直木賞作家・辻村さん 小説構想の土浦三高で講演 「この夏の-」 科学部取材し執筆 茨城

講演後、県立土浦三高の生徒と記念撮影する作家の辻村深月さん(右から3人目)=土浦市大岩田

■創作の舞台裏 語る

6月に小説「この夏の星を見る」を出版した、直木賞作家の辻村深月さんが11日、作中の舞台構想に生かされた茨城県土浦市大岩田の県立土浦三高で講演した。小説では、同校発祥の天体観測の催しが、離れた土地に住む主人公たちを結び付ける重要な役割を果たす。辻村さんは、登場人物の造形など創作の舞台裏を解説しながら「この内容になったのは土浦三高との出合いがあったから」と明かした。全校生徒が熱心に耳を傾けた。

辻村さんは山梨県出身。2004年に「冷たい校舎の時は止まる」でデビュー。12年に直木賞、18年に本屋大賞を受賞し、若い世代を中心に人気を集めている。小説「この夏の星を見る」では、新型コロナウイルスが拡大する中での茨城と東京、長崎の中高生の群像が描かれる。辻村さんは執筆に当たり、同校の科学部を取材した。

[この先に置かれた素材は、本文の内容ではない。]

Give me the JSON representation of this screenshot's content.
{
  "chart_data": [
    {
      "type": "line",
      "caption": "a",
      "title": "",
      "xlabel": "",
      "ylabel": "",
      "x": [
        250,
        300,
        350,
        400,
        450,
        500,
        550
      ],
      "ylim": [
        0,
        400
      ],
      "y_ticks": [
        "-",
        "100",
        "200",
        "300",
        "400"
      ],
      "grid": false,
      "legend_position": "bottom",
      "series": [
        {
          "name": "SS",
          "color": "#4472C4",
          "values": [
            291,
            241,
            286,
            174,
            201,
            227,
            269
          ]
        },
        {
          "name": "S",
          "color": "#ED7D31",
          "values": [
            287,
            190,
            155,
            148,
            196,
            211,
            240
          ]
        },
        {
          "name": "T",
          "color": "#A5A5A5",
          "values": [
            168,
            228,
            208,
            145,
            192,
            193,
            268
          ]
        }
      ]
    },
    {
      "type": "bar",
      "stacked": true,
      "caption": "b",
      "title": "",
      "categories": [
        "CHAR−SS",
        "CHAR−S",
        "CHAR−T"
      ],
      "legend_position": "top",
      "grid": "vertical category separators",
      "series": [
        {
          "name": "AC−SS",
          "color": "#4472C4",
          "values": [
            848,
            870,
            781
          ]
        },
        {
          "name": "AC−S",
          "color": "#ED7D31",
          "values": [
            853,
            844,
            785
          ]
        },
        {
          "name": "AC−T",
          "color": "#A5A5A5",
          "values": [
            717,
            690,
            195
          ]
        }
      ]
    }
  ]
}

辻村さんは講演で、創作上の登場人物について「物語に必要だからという理由では登場させない」と説明した。「悪役として生まれ、悪役として行動する人なんていない」とし、「それぞれの行動原理の中で良かれと思ったことが、結果、悪役に見えるだけ。皆自分の人生を一生懸命に生きているのだと忘れないようにしている」と話した。

デビュー当初、編集者に「自分の中にいるたった1人の読者に向けて書けばいい」と背中を押された。「中高生だった頃の自分が読んだらどう思うかが自分の指標」と強調した。

司会を務めた栗原悠那さん(17)=3年=と竹原史織さん(18)=同=は、辻村さんの同校取材時に、同じファン同士として意気投合したという。2人は「先生に会えて本当にうれしい。今日のことは一生忘れない」と声を弾ませた。